La FDA pide a los profesionales de la salud que informen a los pacientes antes de comenzar el tratamiento sobre el posible riesgo de un aumento severo de la discapacidad después de dejar de tomar Gilenya. Cuando se detiene el tratamiento con Gilenya, se debe observar cuidadosamente a los pacientes en busca de evidencia de una exacerbación de su EM y tratarlos adecuadamente. Se debe recomendar a los pacientes que busquen atención médica inmediata si experimentan síntomas nuevos o empeorados de EM después de interrumpir el tratamiento con Gilenya.

La agencia solicita también a los pacientes que se comuniquen con su profesional de la salud inmediatamente si experimentan síntomas nuevos o empeorados de EM después de que se haya suspendido el tratamiento con Gilenya. Estos síntomas varían e incluyen debilidad nueva o empeorada, mayor dificultad para usar los brazos o las piernas o cambios en la vista o el equilibrio. Es posible que el tratamiento con Gilenya deba interrumpirse por motivos como reacciones adversas a los medicamentos, embarazos planificados o no planificados o porque el medicamento no funciona. Sin embargo, los pacientes no deben dejar de tomarlo sin consultar primero con sus prescriptores, ya que suspender el tratamiento puede empeorar los síntomas de la EM.

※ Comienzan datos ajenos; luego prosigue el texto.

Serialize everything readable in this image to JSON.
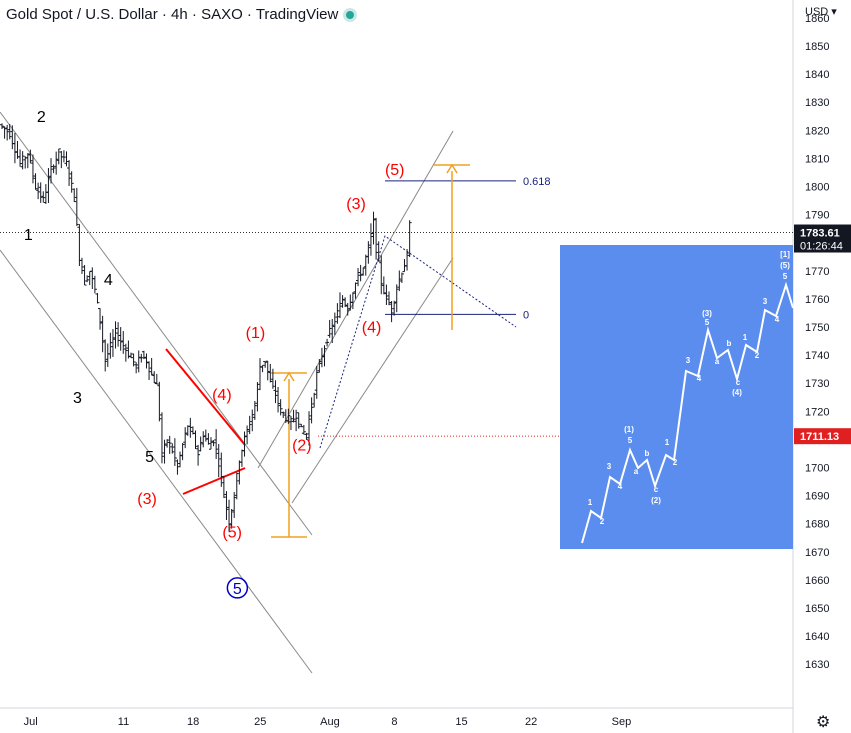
{
  "header": {
    "title": "Gold Spot / U.S. Dollar · 4h · SAXO · TradingView",
    "currency": "USD",
    "currency_caret": "▾"
  },
  "colors": {
    "wave_red": "#ff0000",
    "wave_black": "#000000",
    "wave_blue": "#0000cc",
    "fib_line": "#1a237e",
    "target_arrow": "#f0a020",
    "channel": "#8a8a8a",
    "inset_bg": "#5b8def",
    "price_tag": "#131722",
    "level_tag": "#e02020"
  },
  "chart_data": {
    "type": "candlestick",
    "instrument": "Gold Spot / U.S. Dollar",
    "timeframe": "4h",
    "source": "SAXO",
    "x_ticks": [
      "Jul",
      "11",
      "18",
      "25",
      "Aug",
      "8",
      "15",
      "22",
      "Sep"
    ],
    "y_ticks": [
      1860,
      1850,
      1840,
      1830,
      1820,
      1810,
      1800,
      1790,
      1780,
      1770,
      1760,
      1750,
      1740,
      1730,
      1720,
      1710,
      1700,
      1690,
      1680,
      1670,
      1660,
      1650,
      1640,
      1630
    ],
    "ylim": [
      1620,
      1866
    ],
    "current_price": {
      "label": "1783.61",
      "countdown": "01:26:44",
      "value": 1783.61
    },
    "level_marker": {
      "label": "1711.13",
      "value": 1711.13
    },
    "fib_levels": [
      {
        "label": "0.618",
        "value": 1802
      },
      {
        "label": "0",
        "value": 1754.5
      }
    ],
    "price_path": [
      [
        0,
        1822
      ],
      [
        4,
        1819
      ],
      [
        8,
        1808
      ],
      [
        11,
        1812
      ],
      [
        14,
        1800
      ],
      [
        17,
        1795
      ],
      [
        20,
        1806
      ],
      [
        23,
        1812
      ],
      [
        26,
        1808
      ],
      [
        29,
        1796
      ],
      [
        31,
        1775
      ],
      [
        33,
        1766
      ],
      [
        35,
        1770
      ],
      [
        37,
        1763
      ],
      [
        39,
        1752
      ],
      [
        41,
        1738
      ],
      [
        43,
        1743
      ],
      [
        45,
        1748
      ],
      [
        47,
        1745
      ],
      [
        49,
        1742
      ],
      [
        51,
        1739
      ],
      [
        53,
        1736
      ],
      [
        55,
        1740
      ],
      [
        57,
        1738
      ],
      [
        59,
        1733
      ],
      [
        61,
        1729
      ],
      [
        62,
        1718
      ],
      [
        63,
        1704
      ],
      [
        65,
        1710
      ],
      [
        67,
        1706
      ],
      [
        69,
        1700
      ],
      [
        71,
        1708
      ],
      [
        73,
        1715
      ],
      [
        75,
        1711
      ],
      [
        77,
        1705
      ],
      [
        79,
        1712
      ],
      [
        81,
        1708
      ],
      [
        83,
        1710
      ],
      [
        85,
        1702
      ],
      [
        87,
        1690
      ],
      [
        89,
        1681
      ],
      [
        91,
        1690
      ],
      [
        93,
        1703
      ],
      [
        95,
        1710
      ],
      [
        97,
        1716
      ],
      [
        99,
        1722
      ],
      [
        101,
        1736
      ],
      [
        103,
        1738
      ],
      [
        105,
        1730
      ],
      [
        107,
        1726
      ],
      [
        109,
        1720
      ],
      [
        111,
        1718
      ],
      [
        113,
        1716
      ],
      [
        115,
        1719
      ],
      [
        117,
        1713
      ],
      [
        119,
        1712
      ],
      [
        121,
        1722
      ],
      [
        123,
        1733
      ],
      [
        125,
        1740
      ],
      [
        127,
        1746
      ],
      [
        129,
        1750
      ],
      [
        131,
        1755
      ],
      [
        133,
        1760
      ],
      [
        135,
        1757
      ],
      [
        137,
        1763
      ],
      [
        139,
        1768
      ],
      [
        141,
        1771
      ],
      [
        143,
        1778
      ],
      [
        145,
        1787
      ],
      [
        146,
        1778
      ],
      [
        148,
        1766
      ],
      [
        150,
        1760
      ],
      [
        152,
        1756
      ],
      [
        154,
        1764
      ],
      [
        156,
        1770
      ],
      [
        158,
        1775
      ],
      [
        159,
        1786
      ]
    ],
    "x_tick_bars": [
      8,
      44,
      71,
      97,
      124,
      149,
      175,
      202,
      237
    ],
    "wave_labels": [
      {
        "text": "2",
        "bar": 16,
        "y": 1823,
        "color": "black",
        "size": "lg"
      },
      {
        "text": "1",
        "bar": 11,
        "y": 1781,
        "color": "black",
        "size": "lg"
      },
      {
        "text": "4",
        "bar": 42,
        "y": 1765,
        "color": "black",
        "size": "lg"
      },
      {
        "text": "3",
        "bar": 30,
        "y": 1723,
        "color": "black",
        "size": "lg"
      },
      {
        "text": "5",
        "bar": 58,
        "y": 1702,
        "color": "black",
        "size": "lg"
      },
      {
        "text": "(3)",
        "bar": 57,
        "y": 1687,
        "color": "red",
        "size": "lg"
      },
      {
        "text": "(4)",
        "bar": 86,
        "y": 1724,
        "color": "red",
        "size": "lg"
      },
      {
        "text": "(5)",
        "bar": 90,
        "y": 1675,
        "color": "red",
        "size": "lg"
      },
      {
        "text": "(1)",
        "bar": 99,
        "y": 1746,
        "color": "red",
        "size": "lg"
      },
      {
        "text": "(2)",
        "bar": 117,
        "y": 1706,
        "color": "red",
        "size": "lg"
      },
      {
        "text": "(3)",
        "bar": 138,
        "y": 1792,
        "color": "red",
        "size": "lg"
      },
      {
        "text": "(4)",
        "bar": 144,
        "y": 1748,
        "color": "red",
        "size": "lg"
      },
      {
        "text": "(5)",
        "bar": 153,
        "y": 1804,
        "color": "red",
        "size": "lg"
      }
    ],
    "circled_label": {
      "text": "5",
      "bar": 92,
      "y": 1655,
      "color": "blue"
    },
    "inset": {
      "path_labels": [
        {
          "text": "1",
          "x": 590,
          "y": 505
        },
        {
          "text": "2",
          "x": 602,
          "y": 524
        },
        {
          "text": "3",
          "x": 609,
          "y": 469
        },
        {
          "text": "4",
          "x": 620,
          "y": 489
        },
        {
          "text": "(1)",
          "x": 629,
          "y": 432
        },
        {
          "text": "5",
          "x": 630,
          "y": 443
        },
        {
          "text": "a",
          "x": 636,
          "y": 474
        },
        {
          "text": "b",
          "x": 647,
          "y": 456
        },
        {
          "text": "c",
          "x": 656,
          "y": 492
        },
        {
          "text": "(2)",
          "x": 656,
          "y": 503
        },
        {
          "text": "1",
          "x": 667,
          "y": 445
        },
        {
          "text": "2",
          "x": 675,
          "y": 465
        },
        {
          "text": "3",
          "x": 688,
          "y": 363
        },
        {
          "text": "4",
          "x": 699,
          "y": 381
        },
        {
          "text": "(3)",
          "x": 707,
          "y": 316
        },
        {
          "text": "5",
          "x": 707,
          "y": 325
        },
        {
          "text": "a",
          "x": 717,
          "y": 364
        },
        {
          "text": "b",
          "x": 729,
          "y": 346
        },
        {
          "text": "c",
          "x": 738,
          "y": 385
        },
        {
          "text": "(4)",
          "x": 737,
          "y": 395
        },
        {
          "text": "1",
          "x": 745,
          "y": 340
        },
        {
          "text": "2",
          "x": 757,
          "y": 358
        },
        {
          "text": "3",
          "x": 765,
          "y": 304
        },
        {
          "text": "4",
          "x": 777,
          "y": 322
        },
        {
          "text": "[1]",
          "x": 785,
          "y": 257
        },
        {
          "text": "(5)",
          "x": 785,
          "y": 268
        },
        {
          "text": "5",
          "x": 785,
          "y": 279
        }
      ]
    }
  }
}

En los 8 años desde la aprobación de Gilenya en septiembre de 2010, se identificaron 35 casos de discapacidad gravemente aumentada acompañados por la presencia de múltiples lesiones nuevas en la resonancia magnética (RMN) que ocurrieron de 2 a 24 semanas después de la interrupción de Gilenya. La mayoría de los pacientes experimentaron este empeoramiento en las primeras 12 semanas después de dejar. Los análisis incluyen solo los informes presentados a la FDA y los que se encuentran en la literatura médica, por lo que puede haber casos adicionales de los que no las autoridades sanitarias no tienen conocimiento. El grave aumento de la discapacidad en estos pacientes fue más grave que las recaídas típicas de la EM, y en los casos en que se conocía la discapacidad inicial, no parecía estar relacionado con el estado de enfermedad anterior de los pacientes. Varios pacientes que podían caminar sin ayuda antes de suspender a Gilenya progresaban a necesitar sillas de ruedas o quedar totalmente en la cama. En los pacientes que experimentaron un empeoramiento de la discapacidad después de detener el tratamiento con Gilenya, la recuperación varió. Diecisiete pacientes tuvieron una recuperación parcial, 8 experimentaron una discapacidad permanente o ninguna recuperación, y 6 finalmente regresaron al nivel de discapacidad que tenían antes o durante el tratamiento con Gilenya.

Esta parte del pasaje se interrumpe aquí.